6.)  People who already have white hair and choose white paint for their projects will be ahead of the game.  It is called frosting, if anybody asks.


7.) When the dog comes through with an interesting white pattern on her side it is good to search the just painted walls for the corresponding pattern.


8.)  People pay enormous amounts to have designs painted on their toenails at a nail salon. You should look into copyrighting White Rorschach Patterns on Red Toenails.  It may bring big bucks.


9.)  If it is raining and the garage door is up, the door does not keep the rain from blowing in and onto anything that has been freshly painted and is sitting around waiting to dry.

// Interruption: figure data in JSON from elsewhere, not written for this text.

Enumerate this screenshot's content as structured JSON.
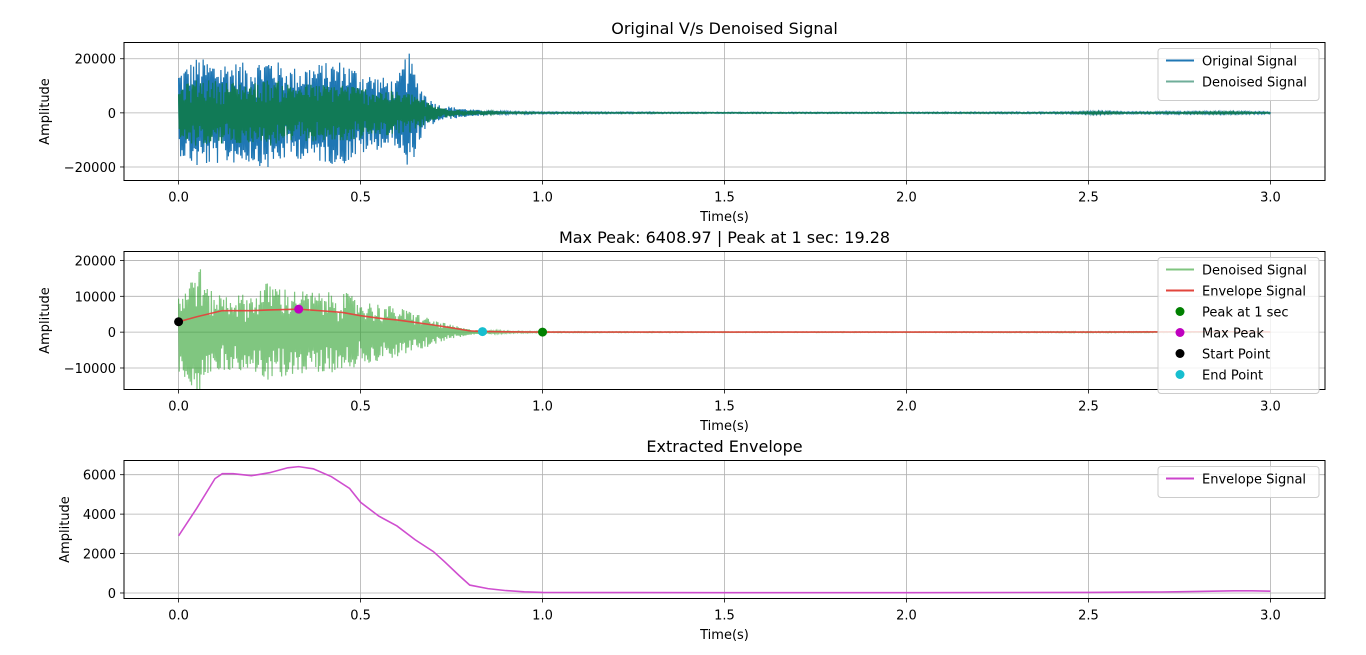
{
  "chart_data": [
    {
      "type": "line",
      "title": "Original V/s Denoised Signal",
      "xlabel": "Time(s)",
      "ylabel": "Amplitude",
      "xlim": [
        -0.15,
        3.15
      ],
      "ylim": [
        -25000,
        26000
      ],
      "xticks": [
        0.0,
        0.5,
        1.0,
        1.5,
        2.0,
        2.5,
        3.0
      ],
      "xticklabels": [
        "0.0",
        "0.5",
        "1.0",
        "1.5",
        "2.0",
        "2.5",
        "3.0"
      ],
      "yticks": [
        -20000,
        0,
        20000
      ],
      "yticklabels": [
        "−20000",
        "0",
        "20000"
      ],
      "grid": true,
      "legend_position": "upper right",
      "series": [
        {
          "name": "Original Signal",
          "color": "#1f77b4",
          "kind": "oscillation",
          "bounds": [
            [
              0.0,
              15500
            ],
            [
              0.05,
              20500
            ],
            [
              0.1,
              19000
            ],
            [
              0.2,
              18500
            ],
            [
              0.25,
              21000
            ],
            [
              0.3,
              16500
            ],
            [
              0.4,
              18500
            ],
            [
              0.45,
              19500
            ],
            [
              0.5,
              15500
            ],
            [
              0.55,
              13500
            ],
            [
              0.6,
              12000
            ],
            [
              0.63,
              23500
            ],
            [
              0.66,
              11000
            ],
            [
              0.69,
              5000
            ],
            [
              0.72,
              2800
            ],
            [
              0.8,
              1300
            ],
            [
              0.9,
              500
            ],
            [
              1.0,
              300
            ],
            [
              1.5,
              200
            ],
            [
              2.0,
              200
            ],
            [
              2.45,
              300
            ],
            [
              2.52,
              600
            ],
            [
              2.6,
              300
            ],
            [
              2.9,
              500
            ],
            [
              3.0,
              300
            ]
          ]
        },
        {
          "name": "Denoised Signal",
          "color": "#117a56",
          "kind": "oscillation",
          "bounds": [
            [
              0.0,
              9500
            ],
            [
              0.05,
              12500
            ],
            [
              0.1,
              12000
            ],
            [
              0.2,
              11000
            ],
            [
              0.25,
              12500
            ],
            [
              0.3,
              11000
            ],
            [
              0.4,
              10500
            ],
            [
              0.45,
              11000
            ],
            [
              0.5,
              9500
            ],
            [
              0.55,
              8500
            ],
            [
              0.6,
              8000
            ],
            [
              0.65,
              7000
            ],
            [
              0.69,
              3500
            ],
            [
              0.72,
              2000
            ],
            [
              0.8,
              900
            ],
            [
              0.9,
              300
            ],
            [
              1.0,
              200
            ],
            [
              1.5,
              150
            ],
            [
              2.0,
              150
            ],
            [
              2.45,
              200
            ],
            [
              2.52,
              500
            ],
            [
              2.6,
              200
            ],
            [
              2.9,
              400
            ],
            [
              3.0,
              200
            ]
          ]
        }
      ]
    },
    {
      "type": "line",
      "title": "Max Peak: 6408.97 | Peak at 1 sec: 19.28",
      "xlabel": "Time(s)",
      "ylabel": "Amplitude",
      "xlim": [
        -0.15,
        3.15
      ],
      "ylim": [
        -16000,
        22500
      ],
      "xticks": [
        0.0,
        0.5,
        1.0,
        1.5,
        2.0,
        2.5,
        3.0
      ],
      "xticklabels": [
        "0.0",
        "0.5",
        "1.0",
        "1.5",
        "2.0",
        "2.5",
        "3.0"
      ],
      "yticks": [
        -10000,
        0,
        10000,
        20000
      ],
      "yticklabels": [
        "−10000",
        "0",
        "10000",
        "20000"
      ],
      "grid": true,
      "legend_position": "upper right",
      "series": [
        {
          "name": "Denoised Signal",
          "color": "#2ca02c",
          "kind": "oscillation",
          "bounds": [
            [
              0.0,
              11000
            ],
            [
              0.03,
              14000
            ],
            [
              0.05,
              21000
            ],
            [
              0.08,
              12000
            ],
            [
              0.1,
              11000
            ],
            [
              0.2,
              10500
            ],
            [
              0.25,
              14500
            ],
            [
              0.3,
              12000
            ],
            [
              0.4,
              11000
            ],
            [
              0.45,
              11500
            ],
            [
              0.5,
              9000
            ],
            [
              0.55,
              8000
            ],
            [
              0.6,
              7000
            ],
            [
              0.65,
              5500
            ],
            [
              0.7,
              3500
            ],
            [
              0.75,
              2000
            ],
            [
              0.8,
              800
            ],
            [
              0.9,
              300
            ],
            [
              1.0,
              150
            ],
            [
              1.5,
              100
            ],
            [
              2.0,
              100
            ],
            [
              2.5,
              150
            ],
            [
              3.0,
              100
            ]
          ]
        },
        {
          "name": "Envelope Signal",
          "color": "#e2453c",
          "kind": "line",
          "x": [
            0.0,
            0.05,
            0.12,
            0.2,
            0.25,
            0.33,
            0.4,
            0.45,
            0.5,
            0.55,
            0.6,
            0.65,
            0.7,
            0.75,
            0.8,
            0.83,
            0.9,
            1.0,
            1.5,
            2.0,
            2.5,
            2.9,
            3.0
          ],
          "y": [
            2900,
            4300,
            6000,
            6000,
            6200,
            6400,
            5900,
            5500,
            4600,
            3900,
            3400,
            2700,
            2000,
            1200,
            350,
            200,
            100,
            19,
            10,
            10,
            30,
            110,
            60
          ]
        }
      ],
      "markers": [
        {
          "name": "Peak at 1 sec",
          "x": 1.0,
          "y": 19.28,
          "color": "#008000"
        },
        {
          "name": "Max Peak",
          "x": 0.33,
          "y": 6408.97,
          "color": "#bf00bf"
        },
        {
          "name": "Start Point",
          "x": 0.0,
          "y": 2900,
          "color": "#000000"
        },
        {
          "name": "End Point",
          "x": 0.835,
          "y": 150,
          "color": "#17becf"
        }
      ]
    },
    {
      "type": "line",
      "title": "Extracted Envelope",
      "xlabel": "Time(s)",
      "ylabel": "Amplitude",
      "xlim": [
        -0.15,
        3.15
      ],
      "ylim": [
        -280,
        6720
      ],
      "xticks": [
        0.0,
        0.5,
        1.0,
        1.5,
        2.0,
        2.5,
        3.0
      ],
      "xticklabels": [
        "0.0",
        "0.5",
        "1.0",
        "1.5",
        "2.0",
        "2.5",
        "3.0"
      ],
      "yticks": [
        0,
        2000,
        4000,
        6000
      ],
      "yticklabels": [
        "0",
        "2000",
        "4000",
        "6000"
      ],
      "grid": true,
      "legend_position": "upper right",
      "series": [
        {
          "name": "Envelope Signal",
          "color": "#cc44cc",
          "kind": "line",
          "x": [
            0.0,
            0.05,
            0.1,
            0.12,
            0.15,
            0.2,
            0.25,
            0.3,
            0.33,
            0.37,
            0.42,
            0.47,
            0.5,
            0.55,
            0.6,
            0.65,
            0.7,
            0.73,
            0.77,
            0.8,
            0.85,
            0.9,
            0.95,
            1.0,
            1.2,
            1.5,
            2.0,
            2.5,
            2.7,
            2.8,
            2.9,
            2.95,
            3.0
          ],
          "y": [
            2900,
            4300,
            5800,
            6050,
            6050,
            5950,
            6100,
            6350,
            6409,
            6300,
            5900,
            5300,
            4600,
            3900,
            3400,
            2700,
            2100,
            1600,
            900,
            400,
            220,
            120,
            60,
            30,
            20,
            15,
            15,
            30,
            50,
            80,
            110,
            110,
            90
          ]
        }
      ]
    }
  ]
}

10.) Dried paint sticks to newspapers and attaches itself forever to the underside of whatever you have been trying to paint.  Years from now archaeologists will drive themselves crazy trying to read the bits and pieces of the news that have been preserved on the backs of your cabinets doors.


11.) Yes, you can park a car in the seven feet of space between the garage fridge and the tables holding wet-painted cabinet doors when the forecast calls for hail, but you will not be able to get out the car door no matter how much weight you have lost during the stress of the project.


12.) Somebody, somewhere is waiting to earn some money rescuing do-it-yourselfers from the messes they have made.  It will cost roughly twice what you would have paid them if they had done the project themselves from start to finish.